L’économie pour reconstruire le Triangle d’or
09.02.2024
Position et Opinion de l'UEL
Nicolas Simons, Chief Economist
Une économie forte basée sur des entreprises prospères permet d’offrir des hauts salaires et les recettes budgétaires nécessaires à un pays pour financer ses ambitions sociales, tout en assurant un certain équilibre au niveau des finances publiques.
Le Luxembourg a traditionnellement réussi à créer un environnement économique porteur, un cadre dans lequel les entreprises ont pu se développer et créer de la valeur. En termes économiques, la croissance du PIB réel, soit la valeur ajoutée brute en volume, a toujours été relativement plus forte en comparaison européenne. Le dynamisme des entreprises luxembourgeoises a permis aux salariés et aux fonctionnaires d’avoir le plus haut niveau de rémunération et le système social le plus généreux de tous les pays de l’Union européenne, le tout en gardant des finances publiques – relativement – saines.
Ces dernières années, les décideurs ont eu tendance à oublier le principe d’équilibre de ce Triangle d’or, en entravant le développement économique et en poussant toujours davantage le système social.
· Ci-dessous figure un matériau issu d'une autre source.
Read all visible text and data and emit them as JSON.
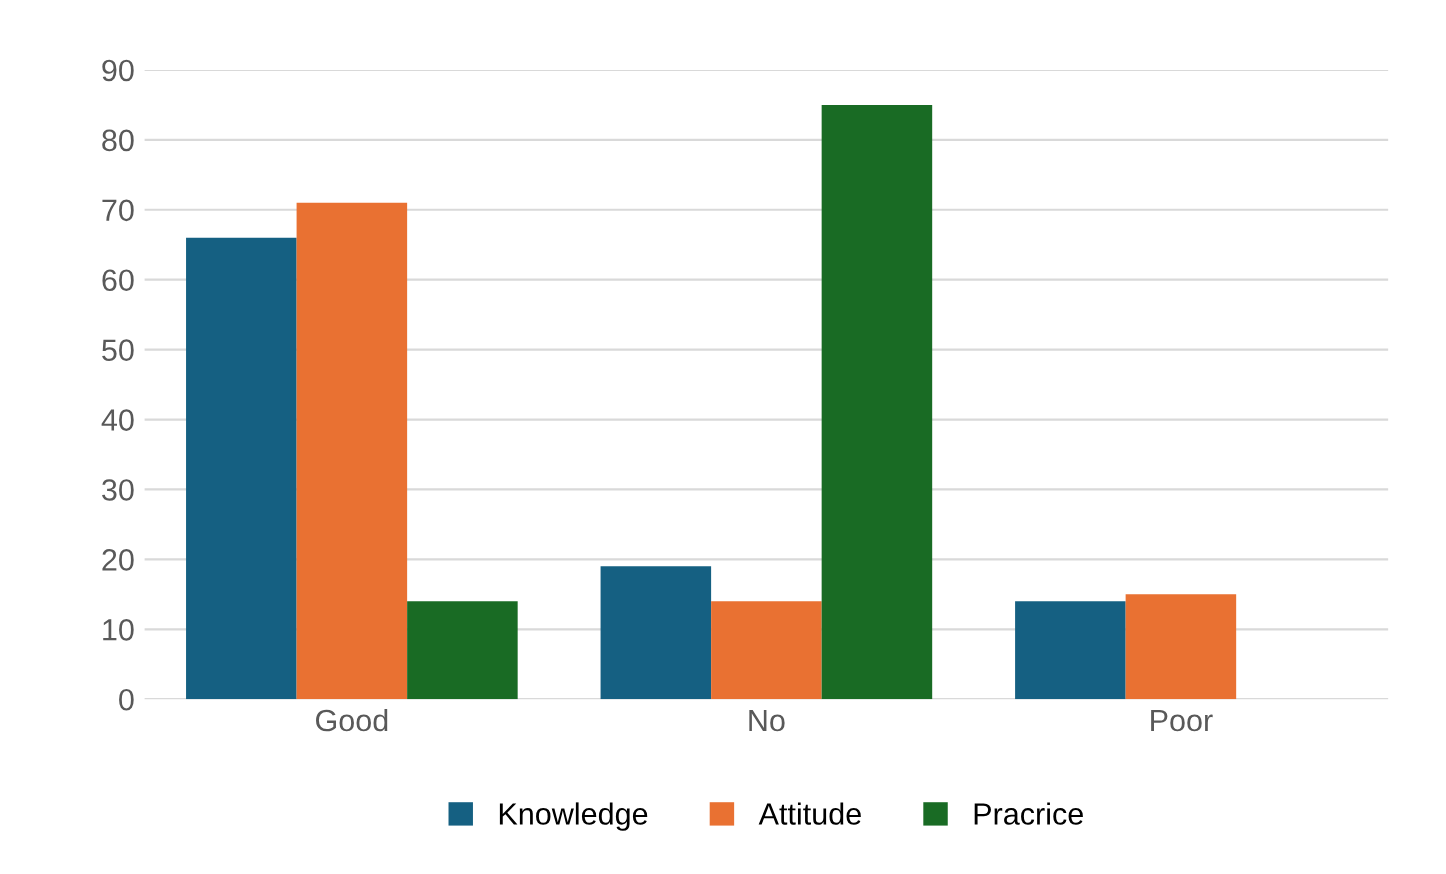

En voyant le principe du Triangle d’or se rompre progressivement, l’UEL a constamment alerté sur le besoin urgent d’agir sur le pilier économique si le Luxembourg désirait maintenir son haut niveau social sans plomber son indépendance financière.
Les chiffres portant sur l’année 2023, du fait notamment du maintien du système d’indexation en période de forte inflation, confirment que l’équilibre s’est brisé :
Sur l’année 2023, l’économie luxembourgeoise est en récession avec une diminution du PIB réel de -1,1% ! Tous les secteurs économiques sont touchés bien que les secteurs financiers et de la construction sont les plus impactés. L’UEL note que la croissance économique du Luxembourg, sur les années 2022-2023-2024, est atone, voire même inférieure à celle de l’Union européenne.
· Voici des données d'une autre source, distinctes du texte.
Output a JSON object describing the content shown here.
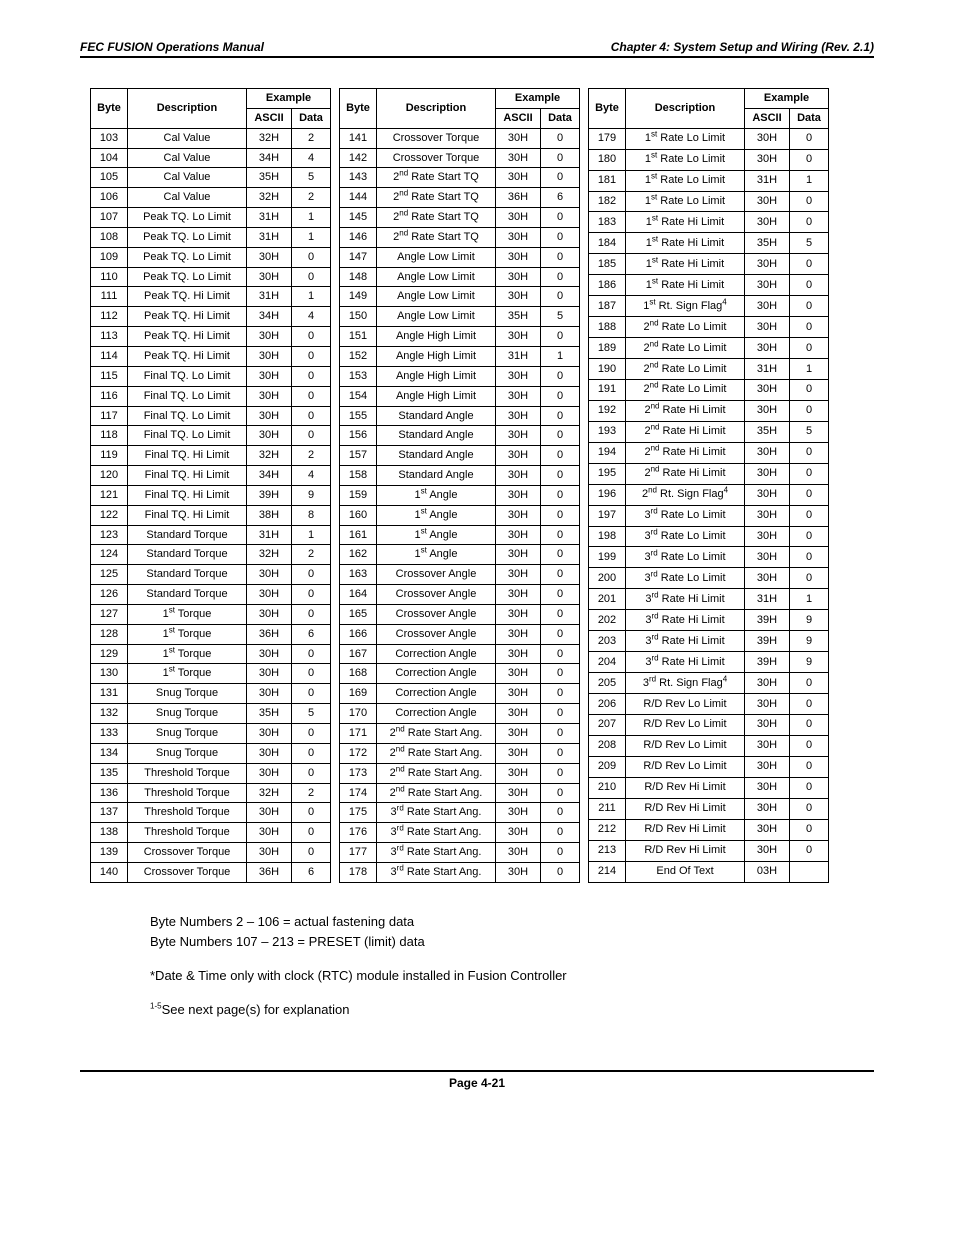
{
  "header": {
    "left": "FEC FUSION Operations Manual",
    "right": "Chapter 4:  System Setup and Wiring     (Rev. 2.1)"
  },
  "theaders": {
    "byte": "Byte",
    "desc": "Description",
    "example": "Example",
    "ascii": "ASCII",
    "data": "Data"
  },
  "table1": [
    {
      "b": "103",
      "d": "Cal Value",
      "a": "32H",
      "v": "2"
    },
    {
      "b": "104",
      "d": "Cal Value",
      "a": "34H",
      "v": "4"
    },
    {
      "b": "105",
      "d": "Cal Value",
      "a": "35H",
      "v": "5"
    },
    {
      "b": "106",
      "d": "Cal Value",
      "a": "32H",
      "v": "2"
    },
    {
      "b": "107",
      "d": "Peak TQ. Lo Limit",
      "a": "31H",
      "v": "1"
    },
    {
      "b": "108",
      "d": "Peak TQ. Lo Limit",
      "a": "31H",
      "v": "1"
    },
    {
      "b": "109",
      "d": "Peak TQ. Lo Limit",
      "a": "30H",
      "v": "0"
    },
    {
      "b": "110",
      "d": "Peak TQ. Lo Limit",
      "a": "30H",
      "v": "0"
    },
    {
      "b": "111",
      "d": "Peak TQ. Hi Limit",
      "a": "31H",
      "v": "1"
    },
    {
      "b": "112",
      "d": "Peak TQ. Hi Limit",
      "a": "34H",
      "v": "4"
    },
    {
      "b": "113",
      "d": "Peak TQ. Hi Limit",
      "a": "30H",
      "v": "0"
    },
    {
      "b": "114",
      "d": "Peak TQ. Hi Limit",
      "a": "30H",
      "v": "0"
    },
    {
      "b": "115",
      "d": "Final TQ. Lo Limit",
      "a": "30H",
      "v": "0"
    },
    {
      "b": "116",
      "d": "Final TQ. Lo Limit",
      "a": "30H",
      "v": "0"
    },
    {
      "b": "117",
      "d": "Final TQ. Lo Limit",
      "a": "30H",
      "v": "0"
    },
    {
      "b": "118",
      "d": "Final TQ. Lo Limit",
      "a": "30H",
      "v": "0"
    },
    {
      "b": "119",
      "d": "Final TQ. Hi Limit",
      "a": "32H",
      "v": "2"
    },
    {
      "b": "120",
      "d": "Final TQ. Hi Limit",
      "a": "34H",
      "v": "4"
    },
    {
      "b": "121",
      "d": "Final TQ. Hi Limit",
      "a": "39H",
      "v": "9"
    },
    {
      "b": "122",
      "d": "Final TQ. Hi Limit",
      "a": "38H",
      "v": "8"
    },
    {
      "b": "123",
      "d": "Standard Torque",
      "a": "31H",
      "v": "1"
    },
    {
      "b": "124",
      "d": "Standard Torque",
      "a": "32H",
      "v": "2"
    },
    {
      "b": "125",
      "d": "Standard Torque",
      "a": "30H",
      "v": "0"
    },
    {
      "b": "126",
      "d": "Standard Torque",
      "a": "30H",
      "v": "0"
    },
    {
      "b": "127",
      "d": "1<sup>st</sup> Torque",
      "a": "30H",
      "v": "0"
    },
    {
      "b": "128",
      "d": "1<sup>st</sup> Torque",
      "a": "36H",
      "v": "6"
    },
    {
      "b": "129",
      "d": "1<sup>st</sup> Torque",
      "a": "30H",
      "v": "0"
    },
    {
      "b": "130",
      "d": "1<sup>st</sup> Torque",
      "a": "30H",
      "v": "0"
    },
    {
      "b": "131",
      "d": "Snug Torque",
      "a": "30H",
      "v": "0"
    },
    {
      "b": "132",
      "d": "Snug Torque",
      "a": "35H",
      "v": "5"
    },
    {
      "b": "133",
      "d": "Snug Torque",
      "a": "30H",
      "v": "0"
    },
    {
      "b": "134",
      "d": "Snug Torque",
      "a": "30H",
      "v": "0"
    },
    {
      "b": "135",
      "d": "Threshold Torque",
      "a": "30H",
      "v": "0"
    },
    {
      "b": "136",
      "d": "Threshold Torque",
      "a": "32H",
      "v": "2"
    },
    {
      "b": "137",
      "d": "Threshold Torque",
      "a": "30H",
      "v": "0"
    },
    {
      "b": "138",
      "d": "Threshold Torque",
      "a": "30H",
      "v": "0"
    },
    {
      "b": "139",
      "d": "Crossover Torque",
      "a": "30H",
      "v": "0"
    },
    {
      "b": "140",
      "d": "Crossover Torque",
      "a": "36H",
      "v": "6"
    }
  ],
  "table2": [
    {
      "b": "141",
      "d": "Crossover Torque",
      "a": "30H",
      "v": "0"
    },
    {
      "b": "142",
      "d": "Crossover Torque",
      "a": "30H",
      "v": "0"
    },
    {
      "b": "143",
      "d": "2<sup>nd</sup> Rate Start TQ",
      "a": "30H",
      "v": "0"
    },
    {
      "b": "144",
      "d": "2<sup>nd</sup> Rate Start TQ",
      "a": "36H",
      "v": "6"
    },
    {
      "b": "145",
      "d": "2<sup>nd</sup> Rate Start TQ",
      "a": "30H",
      "v": "0"
    },
    {
      "b": "146",
      "d": "2<sup>nd</sup> Rate Start TQ",
      "a": "30H",
      "v": "0"
    },
    {
      "b": "147",
      "d": "Angle Low Limit",
      "a": "30H",
      "v": "0"
    },
    {
      "b": "148",
      "d": "Angle Low Limit",
      "a": "30H",
      "v": "0"
    },
    {
      "b": "149",
      "d": "Angle Low Limit",
      "a": "30H",
      "v": "0"
    },
    {
      "b": "150",
      "d": "Angle Low Limit",
      "a": "35H",
      "v": "5"
    },
    {
      "b": "151",
      "d": "Angle High Limit",
      "a": "30H",
      "v": "0"
    },
    {
      "b": "152",
      "d": "Angle High Limit",
      "a": "31H",
      "v": "1"
    },
    {
      "b": "153",
      "d": "Angle High Limit",
      "a": "30H",
      "v": "0"
    },
    {
      "b": "154",
      "d": "Angle High Limit",
      "a": "30H",
      "v": "0"
    },
    {
      "b": "155",
      "d": "Standard Angle",
      "a": "30H",
      "v": "0"
    },
    {
      "b": "156",
      "d": "Standard Angle",
      "a": "30H",
      "v": "0"
    },
    {
      "b": "157",
      "d": "Standard Angle",
      "a": "30H",
      "v": "0"
    },
    {
      "b": "158",
      "d": "Standard Angle",
      "a": "30H",
      "v": "0"
    },
    {
      "b": "159",
      "d": "1<sup>st</sup> Angle",
      "a": "30H",
      "v": "0"
    },
    {
      "b": "160",
      "d": "1<sup>st</sup> Angle",
      "a": "30H",
      "v": "0"
    },
    {
      "b": "161",
      "d": "1<sup>st</sup> Angle",
      "a": "30H",
      "v": "0"
    },
    {
      "b": "162",
      "d": "1<sup>st</sup> Angle",
      "a": "30H",
      "v": "0"
    },
    {
      "b": "163",
      "d": "Crossover Angle",
      "a": "30H",
      "v": "0"
    },
    {
      "b": "164",
      "d": "Crossover Angle",
      "a": "30H",
      "v": "0"
    },
    {
      "b": "165",
      "d": "Crossover Angle",
      "a": "30H",
      "v": "0"
    },
    {
      "b": "166",
      "d": "Crossover Angle",
      "a": "30H",
      "v": "0"
    },
    {
      "b": "167",
      "d": "Correction Angle",
      "a": "30H",
      "v": "0"
    },
    {
      "b": "168",
      "d": "Correction Angle",
      "a": "30H",
      "v": "0"
    },
    {
      "b": "169",
      "d": "Correction Angle",
      "a": "30H",
      "v": "0"
    },
    {
      "b": "170",
      "d": "Correction Angle",
      "a": "30H",
      "v": "0"
    },
    {
      "b": "171",
      "d": "2<sup>nd</sup> Rate Start Ang.",
      "a": "30H",
      "v": "0"
    },
    {
      "b": "172",
      "d": "2<sup>nd</sup> Rate Start Ang.",
      "a": "30H",
      "v": "0"
    },
    {
      "b": "173",
      "d": "2<sup>nd</sup> Rate Start Ang.",
      "a": "30H",
      "v": "0"
    },
    {
      "b": "174",
      "d": "2<sup>nd</sup> Rate Start Ang.",
      "a": "30H",
      "v": "0"
    },
    {
      "b": "175",
      "d": "3<sup>rd</sup> Rate Start Ang.",
      "a": "30H",
      "v": "0"
    },
    {
      "b": "176",
      "d": "3<sup>rd</sup> Rate Start Ang.",
      "a": "30H",
      "v": "0"
    },
    {
      "b": "177",
      "d": "3<sup>rd</sup> Rate Start Ang.",
      "a": "30H",
      "v": "0"
    },
    {
      "b": "178",
      "d": "3<sup>rd</sup> Rate Start Ang.",
      "a": "30H",
      "v": "0"
    }
  ],
  "table3": [
    {
      "b": "179",
      "d": "1<sup>st</sup> Rate Lo Limit",
      "a": "30H",
      "v": "0"
    },
    {
      "b": "180",
      "d": "1<sup>st</sup> Rate Lo Limit",
      "a": "30H",
      "v": "0"
    },
    {
      "b": "181",
      "d": "1<sup>st</sup> Rate Lo Limit",
      "a": "31H",
      "v": "1"
    },
    {
      "b": "182",
      "d": "1<sup>st</sup> Rate Lo Limit",
      "a": "30H",
      "v": "0"
    },
    {
      "b": "183",
      "d": "1<sup>st</sup> Rate Hi Limit",
      "a": "30H",
      "v": "0"
    },
    {
      "b": "184",
      "d": "1<sup>st</sup> Rate Hi Limit",
      "a": "35H",
      "v": "5"
    },
    {
      "b": "185",
      "d": "1<sup>st</sup> Rate Hi Limit",
      "a": "30H",
      "v": "0"
    },
    {
      "b": "186",
      "d": "1<sup>st</sup> Rate Hi Limit",
      "a": "30H",
      "v": "0"
    },
    {
      "b": "187",
      "d": "1<sup>st</sup> Rt. Sign Flag<sup>4</sup>",
      "a": "30H",
      "v": "0"
    },
    {
      "b": "188",
      "d": "2<sup>nd</sup> Rate Lo Limit",
      "a": "30H",
      "v": "0"
    },
    {
      "b": "189",
      "d": "2<sup>nd</sup> Rate Lo Limit",
      "a": "30H",
      "v": "0"
    },
    {
      "b": "190",
      "d": "2<sup>nd</sup> Rate Lo Limit",
      "a": "31H",
      "v": "1"
    },
    {
      "b": "191",
      "d": "2<sup>nd</sup> Rate Lo Limit",
      "a": "30H",
      "v": "0"
    },
    {
      "b": "192",
      "d": "2<sup>nd</sup> Rate Hi Limit",
      "a": "30H",
      "v": "0"
    },
    {
      "b": "193",
      "d": "2<sup>nd</sup> Rate Hi Limit",
      "a": "35H",
      "v": "5"
    },
    {
      "b": "194",
      "d": "2<sup>nd</sup> Rate Hi Limit",
      "a": "30H",
      "v": "0"
    },
    {
      "b": "195",
      "d": "2<sup>nd</sup> Rate Hi Limit",
      "a": "30H",
      "v": "0"
    },
    {
      "b": "196",
      "d": "2<sup>nd</sup> Rt. Sign Flag<sup>4</sup>",
      "a": "30H",
      "v": "0"
    },
    {
      "b": "197",
      "d": "3<sup>rd</sup> Rate Lo Limit",
      "a": "30H",
      "v": "0"
    },
    {
      "b": "198",
      "d": "3<sup>rd</sup> Rate Lo Limit",
      "a": "30H",
      "v": "0"
    },
    {
      "b": "199",
      "d": "3<sup>rd</sup> Rate Lo Limit",
      "a": "30H",
      "v": "0"
    },
    {
      "b": "200",
      "d": "3<sup>rd</sup> Rate Lo Limit",
      "a": "30H",
      "v": "0"
    },
    {
      "b": "201",
      "d": "3<sup>rd</sup> Rate Hi Limit",
      "a": "31H",
      "v": "1"
    },
    {
      "b": "202",
      "d": "3<sup>rd</sup> Rate Hi Limit",
      "a": "39H",
      "v": "9"
    },
    {
      "b": "203",
      "d": "3<sup>rd</sup> Rate Hi Limit",
      "a": "39H",
      "v": "9"
    },
    {
      "b": "204",
      "d": "3<sup>rd</sup> Rate Hi Limit",
      "a": "39H",
      "v": "9"
    },
    {
      "b": "205",
      "d": "3<sup>rd</sup> Rt. Sign Flag<sup>4</sup>",
      "a": "30H",
      "v": "0"
    },
    {
      "b": "206",
      "d": "R/D Rev Lo Limit",
      "a": "30H",
      "v": "0"
    },
    {
      "b": "207",
      "d": "R/D Rev Lo Limit",
      "a": "30H",
      "v": "0"
    },
    {
      "b": "208",
      "d": "R/D Rev Lo Limit",
      "a": "30H",
      "v": "0"
    },
    {
      "b": "209",
      "d": "R/D Rev Lo Limit",
      "a": "30H",
      "v": "0"
    },
    {
      "b": "210",
      "d": "R/D Rev Hi Limit",
      "a": "30H",
      "v": "0"
    },
    {
      "b": "211",
      "d": "R/D Rev Hi Limit",
      "a": "30H",
      "v": "0"
    },
    {
      "b": "212",
      "d": "R/D Rev Hi Limit",
      "a": "30H",
      "v": "0"
    },
    {
      "b": "213",
      "d": "R/D Rev Hi Limit",
      "a": "30H",
      "v": "0"
    },
    {
      "b": "214",
      "d": "End Of Text",
      "a": "03H",
      "v": ""
    }
  ],
  "notes": {
    "line1": "Byte Numbers 2 – 106 = actual fastening data",
    "line2": "Byte Numbers 107 – 213 =  PRESET (limit) data",
    "line3": "*Date & Time only with clock (RTC) module installed in Fusion Controller",
    "line4_pre_sup": "1-5",
    "line4_rest": "See next page(s) for explanation"
  },
  "footer": {
    "page": "Page 4-21"
  }
}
Les finances publiques sont dans le rouge avec un déficit (prévisionnel) de l’administration centrale en 2023 de 2,2 mia EUR, soit le déficit le plus élevé hors 2020 où l’économie était à l’arrêt.
Comme le résume bien le Conseil National de la Productivité dans son dernier Rapport, “la croissance économique faible et l’impact budgétaire des mesures, notamment les mesures de l’accord tripartite, alimentent le déficit public”.
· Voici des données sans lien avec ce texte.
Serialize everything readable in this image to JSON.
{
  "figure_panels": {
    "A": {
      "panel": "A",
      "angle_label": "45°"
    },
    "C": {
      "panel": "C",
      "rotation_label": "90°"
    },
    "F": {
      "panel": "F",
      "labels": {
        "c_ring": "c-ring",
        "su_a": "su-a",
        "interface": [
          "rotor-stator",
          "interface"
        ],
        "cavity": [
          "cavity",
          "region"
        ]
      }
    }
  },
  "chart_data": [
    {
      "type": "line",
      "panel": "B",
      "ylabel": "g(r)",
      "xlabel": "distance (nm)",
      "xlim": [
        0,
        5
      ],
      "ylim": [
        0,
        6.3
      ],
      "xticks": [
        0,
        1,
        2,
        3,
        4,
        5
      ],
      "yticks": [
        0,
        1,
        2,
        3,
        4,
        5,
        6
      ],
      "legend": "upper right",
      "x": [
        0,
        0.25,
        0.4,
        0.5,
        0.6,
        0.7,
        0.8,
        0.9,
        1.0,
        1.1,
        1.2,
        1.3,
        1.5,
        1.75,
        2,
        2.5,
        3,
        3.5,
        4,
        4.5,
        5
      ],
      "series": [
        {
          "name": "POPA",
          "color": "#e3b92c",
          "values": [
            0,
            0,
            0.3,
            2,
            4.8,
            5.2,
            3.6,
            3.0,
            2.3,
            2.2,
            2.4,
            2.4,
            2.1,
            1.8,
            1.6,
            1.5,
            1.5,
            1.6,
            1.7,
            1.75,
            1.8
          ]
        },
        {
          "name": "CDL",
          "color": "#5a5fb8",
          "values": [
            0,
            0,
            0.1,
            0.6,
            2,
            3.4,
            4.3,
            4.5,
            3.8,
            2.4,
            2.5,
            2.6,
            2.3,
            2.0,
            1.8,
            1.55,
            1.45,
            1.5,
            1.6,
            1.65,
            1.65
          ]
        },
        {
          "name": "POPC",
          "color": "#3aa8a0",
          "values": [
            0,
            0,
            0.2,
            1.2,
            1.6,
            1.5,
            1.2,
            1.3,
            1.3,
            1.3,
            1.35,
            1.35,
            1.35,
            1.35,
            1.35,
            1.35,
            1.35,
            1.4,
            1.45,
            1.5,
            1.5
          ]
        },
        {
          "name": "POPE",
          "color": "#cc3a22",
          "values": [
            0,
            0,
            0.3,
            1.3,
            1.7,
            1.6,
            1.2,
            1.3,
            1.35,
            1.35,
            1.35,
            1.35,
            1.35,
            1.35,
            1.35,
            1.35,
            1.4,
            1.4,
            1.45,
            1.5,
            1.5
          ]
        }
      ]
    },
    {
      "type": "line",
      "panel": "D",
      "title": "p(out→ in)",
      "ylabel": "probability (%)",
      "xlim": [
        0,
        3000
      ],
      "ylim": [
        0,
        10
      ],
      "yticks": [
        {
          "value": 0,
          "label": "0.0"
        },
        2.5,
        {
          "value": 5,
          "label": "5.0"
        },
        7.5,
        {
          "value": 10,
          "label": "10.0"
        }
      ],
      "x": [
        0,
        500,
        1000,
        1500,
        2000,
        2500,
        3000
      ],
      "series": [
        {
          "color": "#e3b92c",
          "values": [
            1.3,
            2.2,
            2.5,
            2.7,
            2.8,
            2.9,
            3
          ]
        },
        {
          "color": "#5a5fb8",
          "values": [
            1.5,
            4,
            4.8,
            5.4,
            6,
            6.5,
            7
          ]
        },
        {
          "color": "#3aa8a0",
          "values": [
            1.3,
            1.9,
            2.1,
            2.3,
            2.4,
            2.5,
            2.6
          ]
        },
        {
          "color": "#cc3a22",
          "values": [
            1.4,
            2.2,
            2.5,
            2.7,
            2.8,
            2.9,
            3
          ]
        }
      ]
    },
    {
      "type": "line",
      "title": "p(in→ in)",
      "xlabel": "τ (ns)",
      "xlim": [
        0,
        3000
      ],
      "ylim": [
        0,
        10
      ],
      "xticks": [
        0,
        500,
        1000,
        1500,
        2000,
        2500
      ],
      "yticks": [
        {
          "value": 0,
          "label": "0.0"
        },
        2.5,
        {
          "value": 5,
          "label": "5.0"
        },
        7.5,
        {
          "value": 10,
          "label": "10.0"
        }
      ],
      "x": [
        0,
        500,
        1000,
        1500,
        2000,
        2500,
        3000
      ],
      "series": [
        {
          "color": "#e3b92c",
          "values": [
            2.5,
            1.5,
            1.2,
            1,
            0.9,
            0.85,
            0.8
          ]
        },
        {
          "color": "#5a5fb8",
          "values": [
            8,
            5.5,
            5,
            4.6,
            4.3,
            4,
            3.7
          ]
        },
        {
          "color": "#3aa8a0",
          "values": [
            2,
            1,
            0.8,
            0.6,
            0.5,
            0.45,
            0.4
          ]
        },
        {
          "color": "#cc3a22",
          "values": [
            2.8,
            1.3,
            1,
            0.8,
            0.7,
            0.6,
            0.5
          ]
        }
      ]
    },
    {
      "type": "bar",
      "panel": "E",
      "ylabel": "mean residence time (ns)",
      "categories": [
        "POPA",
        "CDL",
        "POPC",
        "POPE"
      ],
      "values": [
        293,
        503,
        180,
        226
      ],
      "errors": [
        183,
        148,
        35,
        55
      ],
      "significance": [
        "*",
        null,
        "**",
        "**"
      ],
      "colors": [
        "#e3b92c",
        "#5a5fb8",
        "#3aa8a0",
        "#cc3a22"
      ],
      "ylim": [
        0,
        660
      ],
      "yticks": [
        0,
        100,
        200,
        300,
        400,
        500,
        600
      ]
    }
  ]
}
L’UEL note que le dérapage devient structurel puisque l’IGF anticipait, lors de ses échanges avec le Formateur et comme l’indique le graphique ci-dessous, un déficit cumulé de 10 mia EUR sur la période 2023-2027.
Et dans cette situation difficile sur le pilier économique et le pilier des finances publiques, les salaires bruts, les salaires réels et l’épargne augmentent au Luxembourg. L’UEL note qu’après plusieurs années de crises, les salaires réels (donc après prise en considération de l’inflation) sont aujourd’hui 6% plus élevés qu’en 2019. Cette situation contraste avec les autres pays européens.
L’UEL en profite pour rappeler l’effet pervers et anti-social du système d’indexation actuel. Ainsi, les 5 indexations reçues par les salariés depuis octobre 2021 représentent un surplus de salaires de 16.000 EUR par an à celui qui gagne 10.000EUR par mois alors que celui qui gagne le salaire minimum n’a eu qu’un surplus annuel de 4.000 EUR.
Pour ce dernier, tout le surplus a été consommé. Pour le premier, le surplus est tellement grand qu’il n’a pas pu tout consommer et donc a vu son épargne s’accumuler.
Au Luxembourg, les salaires réels et l’épargne continuent d’augmenter
L’UEL alerte sur cette situation de déséquilibre qui n’est pas durable.
L’objectif de l’UEL n’est pas de réduire l’État social (bien qu’une certaine dose de sélectivité s’impose pour aider en priorité ceux qui en ont besoin) mais d’agir pour relancer l’économie et le dynamisme des entreprises, car ce sont elles, et elles seules, qui sont génératrices de revenus et de contributions budgétaires offrant une telle qualité de vie.
Comme toute entreprise, l’UEL se veut optimiste et tournée vers l’avenir. À la lecture de l’accord de coalition, nous osons croire que le Gouvernement actuel a compris l’ampleur de l’enjeu.
L’ambition commune est d’inscrire à nouveau le pays sur une trajectoire de croissance économique et ainsi reconstruire le Triangle d’or.
Cet article a été rédigé par Nicolas Simons, Chief Economist de l’UEL.